In early 2018, after sending repeated tweets mocking North Korean leader Kim Jong Un, the book reports, “Trump proposed sending a tweet stating that he had signed an order that all American military families stationed in South Korea, about 28, 500 troops, were to be evacuated from that country.” That, says Woodward, according to statements of National Security Advisor H.R. McMaster, would have been taken by the North Koreans “as a sign of an imminent attack.” In the end, fortunately, Trump did not send that tweet.

The anonymous statements recorded in Woodward’s book coincide with an anonymous letter published by The New York Times last week on Sept. 5 entitled, “I Am Part of the Resistance Inside the Trump Administration.” Among other things, that letter says, “I work for the president but like-minded colleagues and I have vowed to thwart parts of his agenda and his worst inclinations.” Another excerpt reads, “Meetings with him veer off topic and off the rails, he engages in repetitive rants, and his impulsiveness results in half-baked, ill-informed and occasionally reckless decisions that have to be walked back.” Another quote: “Take foreign policy: In public and in private, President Trump shows a preference for autocrats and dictators, such as President Vladimir Putin of Russia and North Korea’s leader, Kim Jong Un, and displays little genuine appreciation for the ties that bind us to allied, like-minded nations.”

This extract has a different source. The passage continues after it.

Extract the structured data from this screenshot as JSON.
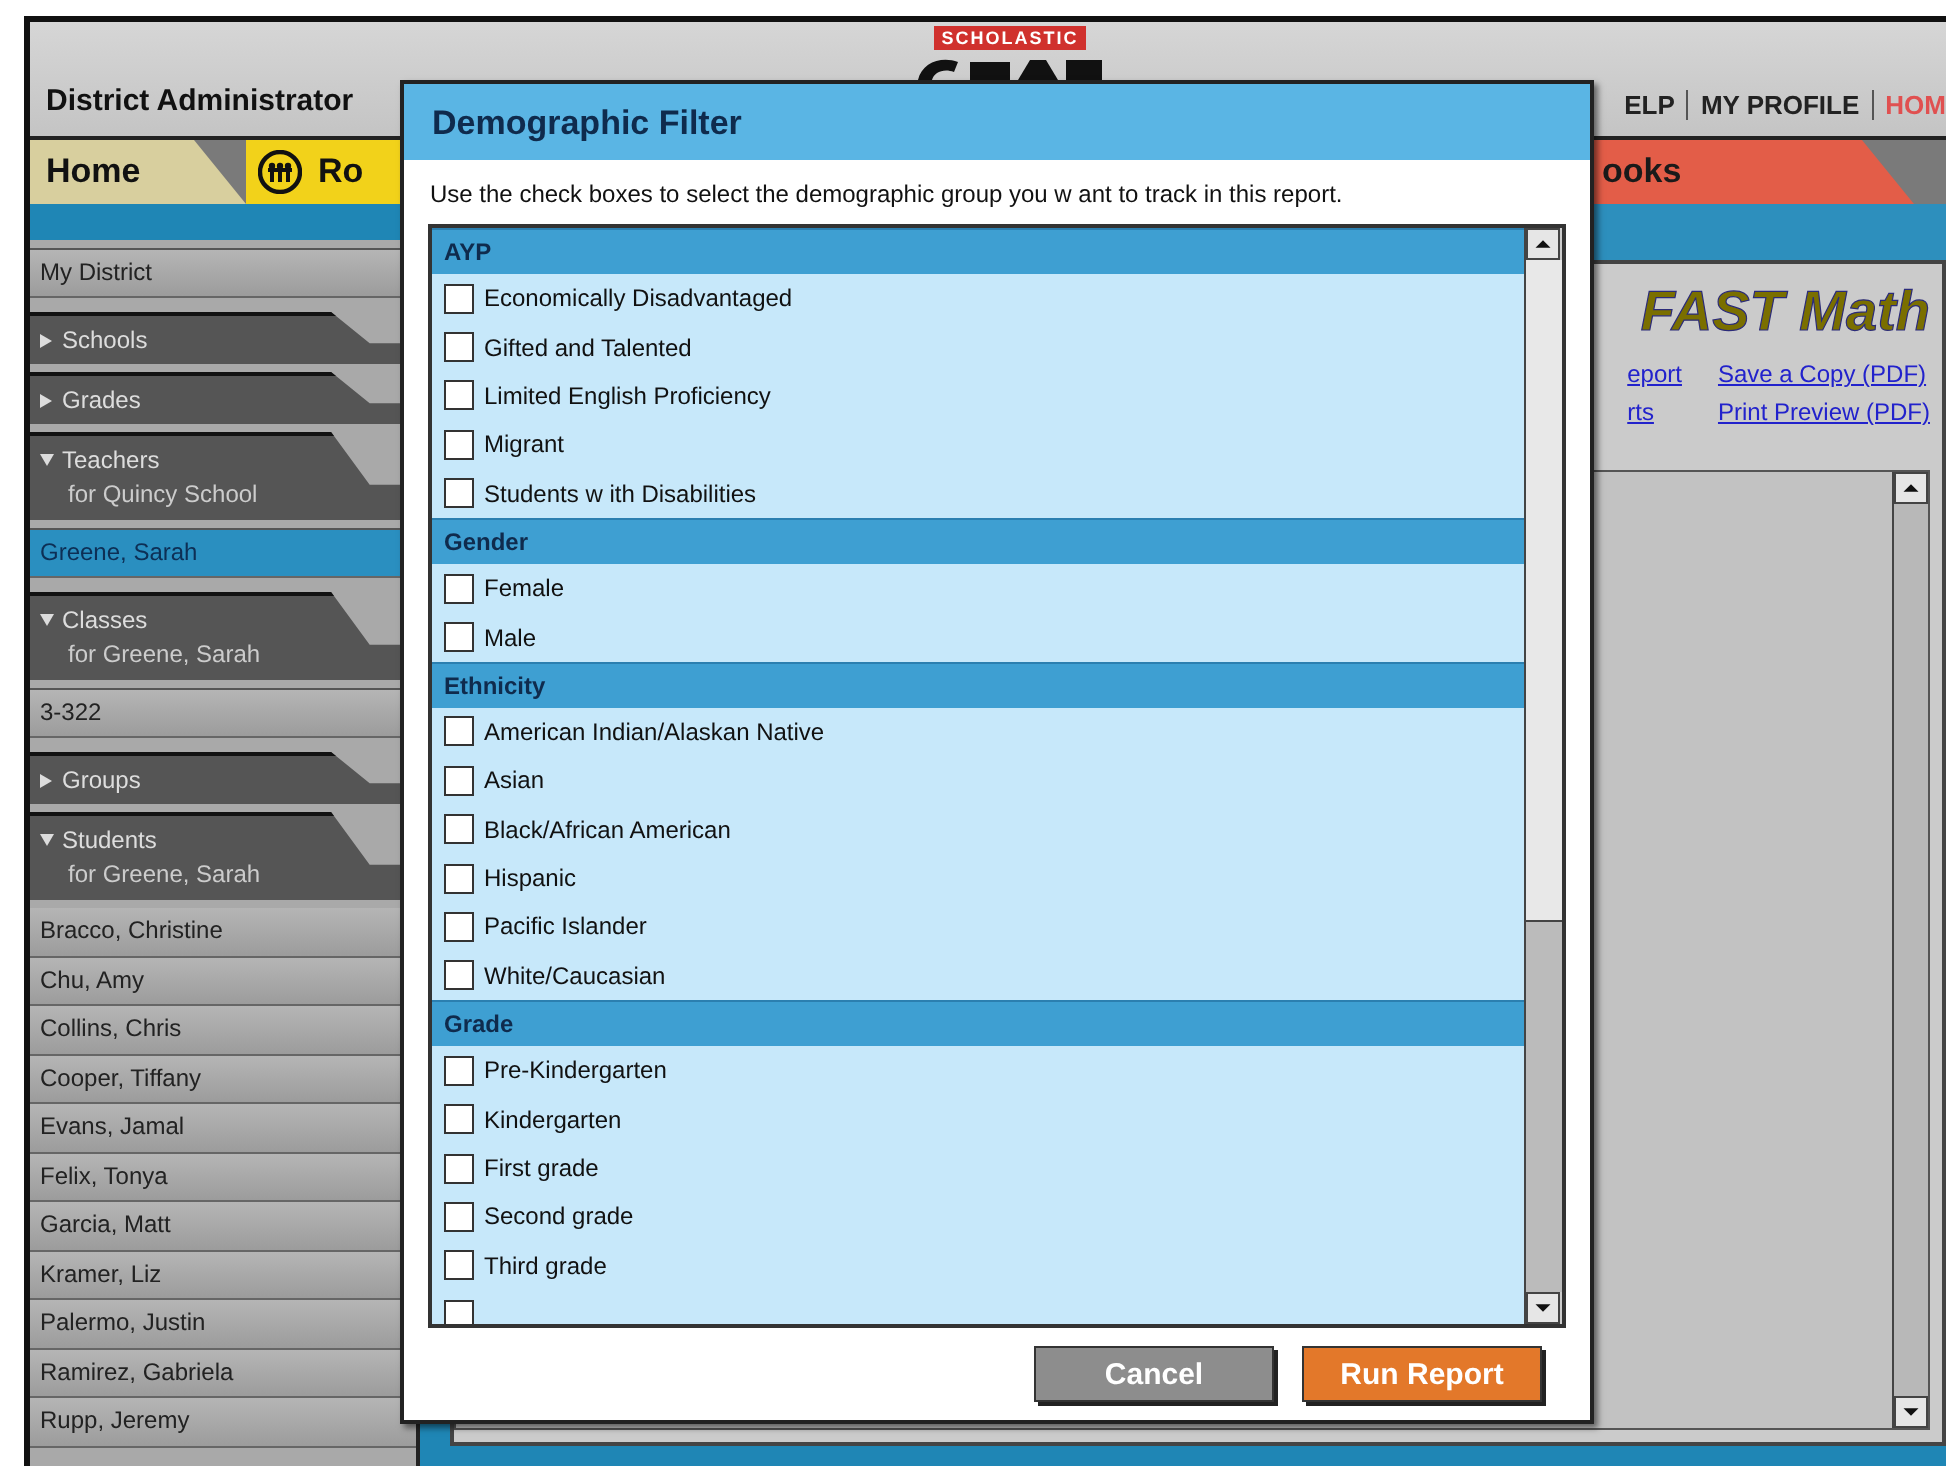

There is another book that is worthwhile mentioning, Stephen Greenblatt’s “Tyrant: Shakespeare on Politics.” In a Washington Post review of Greenblatt’s book, Eliot A. Cohen writes, “For the truth is that Trump is no Macbeth or Richard III, but one of the other characters in Shakespeare: perhaps a triumphant … Caliban with a Twitter account — full of all kinds of ambitions and fantastic conceits, who secretly craves the approval of the establishment he hates. Or, more likely Cloten, stepson of King Cymbeline, a brutal, spoiled, self-absorbed, misogynistic oaf who for his attempted trickery … comes to a very sticky end, indeed.” That’s where Trump is heading. Importantly, reviewer Cohen disagrees with author Greenblatt. It is Cohen, not Greenblatt, who says Trump is no Macbeth.

*Editor’s note: Bob Woodward reports that Trump said, “Let’s fucking kill him! Let’s go in. Let’s kill the fucking lot of them.”